I've always been slightly critical of people who can't hold their liquid.
I don't mean liquor. I can get pleasantly buzzed and ready to sing ABBA medleys after one beer, and consider this a great talent. I mean liquids, as in the kind that come gushing out of you after you've had enough alcohol to consider ABBA medleys a good idea.
I have the ability to hold it through the unabridged editions of Lord of the Rings and consider it a lack of personal will when others are always getting up and tripping over my legs because nature has called with the frequency of an underquota telemarketer.
My steel bladder is the result of intensive training dating back to kindergarten. I was mortally afraid of the school bathroom stalls because someone, probably an overzealous PTA member, thought it would be a great idea to make the stalls in the child bathroom child-sized. I'm not sure what I was more afraid of: someone looking over and seeing me do my business, or, being on the tall side even then, that I might inadvertently witness some little girl in my class taking a number two.
The thought of this was so traumatic that I refused to go in the school bathrooms and ended up wetting myself in the classroom. But, and this is important, no one could see my hoo-ha, so this was still less mortifying than the alternative.
Yes, I thought that having been in training all these years I was invincible to the common prodding of the bladder suffered by ordinary people, until last Wednesday when I nearly crashed my car to relieve the agony of an angry urethra.

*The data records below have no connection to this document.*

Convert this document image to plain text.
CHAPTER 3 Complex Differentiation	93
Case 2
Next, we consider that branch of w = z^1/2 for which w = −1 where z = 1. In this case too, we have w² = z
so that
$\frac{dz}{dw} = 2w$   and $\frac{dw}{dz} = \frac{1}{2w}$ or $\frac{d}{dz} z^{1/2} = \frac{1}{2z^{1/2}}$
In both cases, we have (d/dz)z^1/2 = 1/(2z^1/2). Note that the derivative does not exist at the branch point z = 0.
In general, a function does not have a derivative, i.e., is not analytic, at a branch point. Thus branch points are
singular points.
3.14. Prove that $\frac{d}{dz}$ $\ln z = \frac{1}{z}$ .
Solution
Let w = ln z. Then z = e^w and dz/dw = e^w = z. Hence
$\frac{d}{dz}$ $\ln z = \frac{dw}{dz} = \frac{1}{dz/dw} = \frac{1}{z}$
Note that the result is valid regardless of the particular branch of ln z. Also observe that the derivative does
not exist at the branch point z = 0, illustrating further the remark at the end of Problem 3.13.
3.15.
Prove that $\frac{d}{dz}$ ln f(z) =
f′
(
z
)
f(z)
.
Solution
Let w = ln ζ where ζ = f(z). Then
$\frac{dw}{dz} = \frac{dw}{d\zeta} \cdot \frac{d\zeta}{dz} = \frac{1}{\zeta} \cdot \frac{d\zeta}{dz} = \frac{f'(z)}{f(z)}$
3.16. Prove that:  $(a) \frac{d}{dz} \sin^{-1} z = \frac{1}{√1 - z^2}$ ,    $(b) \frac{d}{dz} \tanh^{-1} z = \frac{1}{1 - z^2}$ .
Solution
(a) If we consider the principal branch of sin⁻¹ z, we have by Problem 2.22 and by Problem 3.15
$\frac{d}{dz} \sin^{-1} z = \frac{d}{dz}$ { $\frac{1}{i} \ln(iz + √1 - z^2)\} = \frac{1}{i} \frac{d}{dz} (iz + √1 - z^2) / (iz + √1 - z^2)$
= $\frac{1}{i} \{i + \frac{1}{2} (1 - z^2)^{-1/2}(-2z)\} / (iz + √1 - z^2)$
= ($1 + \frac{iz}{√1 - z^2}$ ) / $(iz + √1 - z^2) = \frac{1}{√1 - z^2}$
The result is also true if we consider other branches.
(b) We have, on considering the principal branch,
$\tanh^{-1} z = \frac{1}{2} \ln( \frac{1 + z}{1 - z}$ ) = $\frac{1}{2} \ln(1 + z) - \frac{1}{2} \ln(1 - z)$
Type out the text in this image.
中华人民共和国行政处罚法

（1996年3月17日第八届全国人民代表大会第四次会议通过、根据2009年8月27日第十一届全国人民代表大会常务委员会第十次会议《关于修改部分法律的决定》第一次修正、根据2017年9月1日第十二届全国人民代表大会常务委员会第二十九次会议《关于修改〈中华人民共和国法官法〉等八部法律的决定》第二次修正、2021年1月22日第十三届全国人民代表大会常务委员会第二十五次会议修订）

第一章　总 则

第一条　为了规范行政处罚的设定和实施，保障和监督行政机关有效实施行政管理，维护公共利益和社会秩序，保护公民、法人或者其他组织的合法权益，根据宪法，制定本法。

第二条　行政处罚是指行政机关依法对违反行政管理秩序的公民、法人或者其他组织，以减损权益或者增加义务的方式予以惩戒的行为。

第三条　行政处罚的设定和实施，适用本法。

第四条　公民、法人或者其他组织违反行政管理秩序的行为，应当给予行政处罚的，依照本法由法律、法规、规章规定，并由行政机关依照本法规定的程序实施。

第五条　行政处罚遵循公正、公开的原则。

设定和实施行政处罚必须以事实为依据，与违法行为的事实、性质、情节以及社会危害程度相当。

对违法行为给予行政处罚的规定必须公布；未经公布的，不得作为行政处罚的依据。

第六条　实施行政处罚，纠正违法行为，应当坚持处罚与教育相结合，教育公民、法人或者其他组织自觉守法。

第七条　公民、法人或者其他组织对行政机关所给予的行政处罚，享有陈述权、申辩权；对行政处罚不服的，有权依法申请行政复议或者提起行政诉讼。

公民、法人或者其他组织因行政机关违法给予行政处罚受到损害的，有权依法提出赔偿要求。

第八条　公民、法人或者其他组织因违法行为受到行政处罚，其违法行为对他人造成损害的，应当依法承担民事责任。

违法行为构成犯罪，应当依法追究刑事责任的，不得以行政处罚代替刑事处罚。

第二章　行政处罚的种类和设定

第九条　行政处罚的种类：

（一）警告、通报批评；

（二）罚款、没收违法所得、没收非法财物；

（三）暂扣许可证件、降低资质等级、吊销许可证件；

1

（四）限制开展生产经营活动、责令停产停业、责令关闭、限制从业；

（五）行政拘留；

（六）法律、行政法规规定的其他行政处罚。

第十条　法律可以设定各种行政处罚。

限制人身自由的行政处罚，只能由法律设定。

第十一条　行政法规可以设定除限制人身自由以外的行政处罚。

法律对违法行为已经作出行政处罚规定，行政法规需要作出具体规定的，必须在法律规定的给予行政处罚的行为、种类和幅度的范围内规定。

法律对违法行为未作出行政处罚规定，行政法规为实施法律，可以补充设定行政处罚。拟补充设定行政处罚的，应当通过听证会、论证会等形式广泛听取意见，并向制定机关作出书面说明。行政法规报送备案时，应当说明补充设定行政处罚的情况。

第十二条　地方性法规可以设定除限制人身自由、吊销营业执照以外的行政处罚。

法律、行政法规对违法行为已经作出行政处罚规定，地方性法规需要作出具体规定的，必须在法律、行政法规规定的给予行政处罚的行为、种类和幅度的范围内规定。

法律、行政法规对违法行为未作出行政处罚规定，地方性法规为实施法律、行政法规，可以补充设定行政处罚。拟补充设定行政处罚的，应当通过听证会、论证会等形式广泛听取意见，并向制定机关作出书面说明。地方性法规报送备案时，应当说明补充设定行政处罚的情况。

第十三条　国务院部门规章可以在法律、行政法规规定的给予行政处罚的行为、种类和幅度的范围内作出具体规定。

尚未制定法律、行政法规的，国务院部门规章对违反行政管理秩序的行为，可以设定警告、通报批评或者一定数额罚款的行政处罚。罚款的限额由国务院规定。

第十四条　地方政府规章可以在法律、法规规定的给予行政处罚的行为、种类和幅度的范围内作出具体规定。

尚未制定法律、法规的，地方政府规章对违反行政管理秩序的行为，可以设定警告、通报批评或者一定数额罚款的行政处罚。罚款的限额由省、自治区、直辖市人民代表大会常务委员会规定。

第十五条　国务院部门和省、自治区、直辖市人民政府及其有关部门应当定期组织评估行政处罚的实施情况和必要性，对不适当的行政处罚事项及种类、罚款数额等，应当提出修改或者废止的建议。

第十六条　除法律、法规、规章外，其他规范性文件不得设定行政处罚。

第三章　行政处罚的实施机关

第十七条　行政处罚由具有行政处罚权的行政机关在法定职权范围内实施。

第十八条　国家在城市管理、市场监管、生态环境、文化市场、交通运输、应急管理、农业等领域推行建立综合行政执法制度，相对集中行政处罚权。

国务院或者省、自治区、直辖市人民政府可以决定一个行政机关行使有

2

I blame my boss, the editor-in-chief of a green magazine, who believes in saving the earth by never turning on the heat in the house where we work. At lunch I sipped own several cups of hot tea to try and regain some feeling in my extremities, then proceeded to drive the 30 minutes from Boulder to Denver. I had to pee as soon as I left the restaurant, but unwisely trusted my steely digestive system to remain dormant until I arrived home.
10 minutes on the road and I started getting bladder cramps. 15 minutes and my jeans were unzipped. 20 minutes and I was recounting the scene from Major Payne (where the Major says "You want me to show you a little trick to take your mind off that pain? then breaks the guy's finger) and biting my hands. I whipped into a parking spot in front of my house, too blinded by pain to notice that I parked illegally, and too in agony to care if I had, and then was faced with a dilemma.
I am a stubborn one-tripper. I take everything into the house in one trip. When unloading groceries I will saddle my arms with ten bags, tucking the laundry detergent and milk under my armpits, rather than come back outside for a second venture. My one-tripping policy is deeply rooted, even when I should clearly make exceptions. For instance when my bladder is seconds from explosion.
I reached down to grab my backpack and suddenly realized I couldn't lift it. Lifting the bag required ab muscles, which were currently busy spasming uncontrollably. I sat there a moment, paralyzed by indecision and a lack of core mobility. Leaving the backpack behind violated my one-trip conviction. I managed to roll slightly to the side and hooked my arm under the strap, then roll back upright.
I triumphantly got the bag and still had a few seconds before my ticking time-bomb of a bladder went off. Then I tried to get out of the van. Apparently exiting vehicles also requires the use of abdominal muscles. I was stuck. I did not have to time to think of the irony of making it all the way home only to wet myself in the car outside. I could only think.
NOOOO!!! ARRGGGHHH!!! I AM NOT GOING DOWN LIKE THIS!
I half-slid, half-rolled out of the car, slammed the door and sprinted in short, waddling steps to the house. I threw my bag, phone and keys to the ground, and raced to the bathroom, praying that no one was inside.
I sat down, half-crying from relief, as the 3 cups of tea turned to 3 cups of pee and thought to myself that I was sure glad no one could peek over the edge of a stall and see me now.